Regulation of intracellular dopamine levels by dopaminergic drugs: Involvement of vesicular monoamine transporter

Endogenous dopamine could serve as a susceptibility factor for dopaminergic neuronal death. Our previous study demonstrated that depletion of dopamine content induced by dopamine receptor agonist was relevant to neuroprotection. In the current study, we have investigated the mechanisms underlying the dopamine-lowering effect of dopaminergic drugs using pheochromocytoma (PC12) cells.
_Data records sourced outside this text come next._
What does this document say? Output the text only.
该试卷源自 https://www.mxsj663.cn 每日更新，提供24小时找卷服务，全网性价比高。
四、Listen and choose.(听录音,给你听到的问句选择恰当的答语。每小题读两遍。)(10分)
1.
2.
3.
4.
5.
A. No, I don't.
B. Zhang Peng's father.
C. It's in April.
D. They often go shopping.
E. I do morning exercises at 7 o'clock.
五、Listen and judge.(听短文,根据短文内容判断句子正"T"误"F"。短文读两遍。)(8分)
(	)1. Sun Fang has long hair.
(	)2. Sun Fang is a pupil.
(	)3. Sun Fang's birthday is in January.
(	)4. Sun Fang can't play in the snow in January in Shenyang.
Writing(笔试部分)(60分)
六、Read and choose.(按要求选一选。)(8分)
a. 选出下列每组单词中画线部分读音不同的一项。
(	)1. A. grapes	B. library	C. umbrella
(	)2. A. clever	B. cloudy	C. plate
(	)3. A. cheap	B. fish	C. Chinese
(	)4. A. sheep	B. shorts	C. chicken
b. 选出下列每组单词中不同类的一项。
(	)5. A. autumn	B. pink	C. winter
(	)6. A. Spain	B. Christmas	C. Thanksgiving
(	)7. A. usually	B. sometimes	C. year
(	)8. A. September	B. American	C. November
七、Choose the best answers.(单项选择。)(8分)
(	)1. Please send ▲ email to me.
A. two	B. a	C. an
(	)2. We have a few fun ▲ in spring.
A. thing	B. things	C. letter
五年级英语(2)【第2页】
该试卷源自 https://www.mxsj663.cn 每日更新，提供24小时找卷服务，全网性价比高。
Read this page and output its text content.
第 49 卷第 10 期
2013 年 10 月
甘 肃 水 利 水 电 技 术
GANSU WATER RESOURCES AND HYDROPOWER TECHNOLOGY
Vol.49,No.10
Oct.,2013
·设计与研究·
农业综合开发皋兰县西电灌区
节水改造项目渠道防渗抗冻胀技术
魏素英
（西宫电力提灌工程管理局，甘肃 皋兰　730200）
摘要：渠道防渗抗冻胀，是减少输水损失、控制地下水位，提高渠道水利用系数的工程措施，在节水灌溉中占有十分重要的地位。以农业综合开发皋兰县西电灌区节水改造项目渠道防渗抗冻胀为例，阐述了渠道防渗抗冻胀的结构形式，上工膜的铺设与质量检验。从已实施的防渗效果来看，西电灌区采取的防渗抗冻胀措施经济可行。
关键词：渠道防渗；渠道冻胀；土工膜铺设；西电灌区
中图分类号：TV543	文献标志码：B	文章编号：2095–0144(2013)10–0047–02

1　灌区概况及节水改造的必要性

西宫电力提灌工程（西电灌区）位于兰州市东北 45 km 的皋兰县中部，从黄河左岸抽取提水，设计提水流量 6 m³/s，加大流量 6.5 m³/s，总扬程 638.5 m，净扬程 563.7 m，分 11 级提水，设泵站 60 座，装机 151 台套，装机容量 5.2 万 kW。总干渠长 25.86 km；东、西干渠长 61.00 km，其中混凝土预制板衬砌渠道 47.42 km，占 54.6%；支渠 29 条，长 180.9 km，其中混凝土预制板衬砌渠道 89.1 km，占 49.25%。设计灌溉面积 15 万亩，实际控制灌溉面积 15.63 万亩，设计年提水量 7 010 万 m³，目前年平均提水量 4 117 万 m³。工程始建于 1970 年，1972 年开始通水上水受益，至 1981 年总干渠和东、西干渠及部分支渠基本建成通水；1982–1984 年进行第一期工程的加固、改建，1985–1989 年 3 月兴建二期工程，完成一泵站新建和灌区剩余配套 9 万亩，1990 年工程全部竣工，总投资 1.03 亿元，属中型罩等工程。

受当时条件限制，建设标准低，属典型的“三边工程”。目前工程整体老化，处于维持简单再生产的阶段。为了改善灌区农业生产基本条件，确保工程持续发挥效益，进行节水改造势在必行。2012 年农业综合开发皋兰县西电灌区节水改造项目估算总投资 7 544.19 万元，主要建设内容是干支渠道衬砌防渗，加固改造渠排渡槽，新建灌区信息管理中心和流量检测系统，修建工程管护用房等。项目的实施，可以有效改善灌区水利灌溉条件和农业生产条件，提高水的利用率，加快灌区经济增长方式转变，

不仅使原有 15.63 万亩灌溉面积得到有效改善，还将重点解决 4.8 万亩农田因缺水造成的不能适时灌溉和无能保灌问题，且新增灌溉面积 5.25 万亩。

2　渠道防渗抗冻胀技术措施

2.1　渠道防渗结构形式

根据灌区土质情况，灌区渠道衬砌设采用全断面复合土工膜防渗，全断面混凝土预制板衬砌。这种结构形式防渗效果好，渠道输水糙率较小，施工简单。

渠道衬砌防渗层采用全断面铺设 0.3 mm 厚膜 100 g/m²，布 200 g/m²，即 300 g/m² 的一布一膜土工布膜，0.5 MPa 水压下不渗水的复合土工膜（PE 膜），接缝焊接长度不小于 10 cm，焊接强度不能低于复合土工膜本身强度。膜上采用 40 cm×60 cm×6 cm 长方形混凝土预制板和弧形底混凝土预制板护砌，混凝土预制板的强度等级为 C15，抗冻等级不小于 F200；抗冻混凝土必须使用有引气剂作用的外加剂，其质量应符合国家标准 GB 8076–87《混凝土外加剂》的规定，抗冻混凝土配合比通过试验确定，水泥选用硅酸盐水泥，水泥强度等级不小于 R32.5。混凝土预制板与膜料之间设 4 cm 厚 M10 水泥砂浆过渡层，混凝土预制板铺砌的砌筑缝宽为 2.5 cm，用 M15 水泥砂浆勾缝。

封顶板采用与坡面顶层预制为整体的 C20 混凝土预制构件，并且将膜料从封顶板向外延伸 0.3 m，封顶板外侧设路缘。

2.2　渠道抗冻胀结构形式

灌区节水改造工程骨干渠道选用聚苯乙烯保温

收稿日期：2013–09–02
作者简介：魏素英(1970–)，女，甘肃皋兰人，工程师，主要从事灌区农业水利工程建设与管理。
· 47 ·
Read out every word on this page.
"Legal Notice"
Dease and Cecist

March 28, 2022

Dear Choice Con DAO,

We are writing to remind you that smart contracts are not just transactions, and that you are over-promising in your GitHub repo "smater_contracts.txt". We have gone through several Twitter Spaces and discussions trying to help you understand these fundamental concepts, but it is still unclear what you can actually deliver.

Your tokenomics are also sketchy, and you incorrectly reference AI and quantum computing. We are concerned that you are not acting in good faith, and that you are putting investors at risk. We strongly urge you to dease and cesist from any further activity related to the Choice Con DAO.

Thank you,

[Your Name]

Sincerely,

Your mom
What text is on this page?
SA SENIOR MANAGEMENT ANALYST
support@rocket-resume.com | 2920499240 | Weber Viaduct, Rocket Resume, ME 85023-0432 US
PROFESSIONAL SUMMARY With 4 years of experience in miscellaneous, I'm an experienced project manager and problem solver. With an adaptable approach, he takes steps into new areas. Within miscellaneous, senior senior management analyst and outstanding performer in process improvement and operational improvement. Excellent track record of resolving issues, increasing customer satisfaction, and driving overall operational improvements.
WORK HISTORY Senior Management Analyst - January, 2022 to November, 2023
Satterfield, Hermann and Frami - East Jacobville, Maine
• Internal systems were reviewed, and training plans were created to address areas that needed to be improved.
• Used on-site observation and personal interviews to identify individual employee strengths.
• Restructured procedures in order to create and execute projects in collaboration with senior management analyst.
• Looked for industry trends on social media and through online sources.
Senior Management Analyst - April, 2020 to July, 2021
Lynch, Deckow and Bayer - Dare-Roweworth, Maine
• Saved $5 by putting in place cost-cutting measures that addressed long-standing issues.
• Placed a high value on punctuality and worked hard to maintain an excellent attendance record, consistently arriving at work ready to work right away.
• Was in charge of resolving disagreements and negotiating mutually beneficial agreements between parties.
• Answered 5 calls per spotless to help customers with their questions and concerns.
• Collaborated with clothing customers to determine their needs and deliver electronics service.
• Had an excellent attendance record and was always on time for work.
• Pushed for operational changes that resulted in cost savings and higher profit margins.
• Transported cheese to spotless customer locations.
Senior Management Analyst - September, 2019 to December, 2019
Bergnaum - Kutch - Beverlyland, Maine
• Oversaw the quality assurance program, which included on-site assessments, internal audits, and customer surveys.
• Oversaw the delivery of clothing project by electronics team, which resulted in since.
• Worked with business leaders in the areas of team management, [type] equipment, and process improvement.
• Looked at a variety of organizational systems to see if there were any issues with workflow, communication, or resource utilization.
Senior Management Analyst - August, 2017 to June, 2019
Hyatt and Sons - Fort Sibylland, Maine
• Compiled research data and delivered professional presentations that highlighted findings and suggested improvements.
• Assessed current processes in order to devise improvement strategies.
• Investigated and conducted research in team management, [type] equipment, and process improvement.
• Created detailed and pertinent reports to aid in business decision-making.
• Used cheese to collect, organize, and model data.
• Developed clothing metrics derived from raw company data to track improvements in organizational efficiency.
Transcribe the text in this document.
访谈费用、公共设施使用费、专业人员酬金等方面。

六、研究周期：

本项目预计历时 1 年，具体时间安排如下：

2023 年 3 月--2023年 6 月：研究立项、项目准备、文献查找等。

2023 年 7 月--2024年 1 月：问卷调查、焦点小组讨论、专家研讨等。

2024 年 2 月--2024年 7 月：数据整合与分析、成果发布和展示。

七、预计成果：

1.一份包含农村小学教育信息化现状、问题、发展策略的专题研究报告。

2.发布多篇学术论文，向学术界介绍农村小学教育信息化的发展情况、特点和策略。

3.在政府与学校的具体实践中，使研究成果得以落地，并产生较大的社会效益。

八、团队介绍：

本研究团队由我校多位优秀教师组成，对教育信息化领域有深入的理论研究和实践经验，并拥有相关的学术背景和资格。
The majority of agonistic or antagonistic ligands for the dopamine receptor reduced intracellular dopamine levels in PC12 cells. The reduction of dopamine content induced by (−)-pramipexole, a dopamine D2/D3 receptor agonist, was not mediated by the activation of dopamine D2-like receptors. (−)-Pramipexole subtly suppressed the dopamine synthesis, but did not facilitate its metabolism. Dopamine was released just after stimulation with (−)-pramipexole, whereas the accumulative amount of released dopamine for 24 h was not increased. Furthermore, (−)-pramipexole prevented the uptake of [3H] dopamine into vesicles in a competitive manner. The dopaminergic drugs which gave rise to reduction in dopamine content also interfered with vesicular dopamine transport. These results suggest that dopaminergic drugs can reduce intracellular dopamine via inhibition of vesicular monoamine uptake.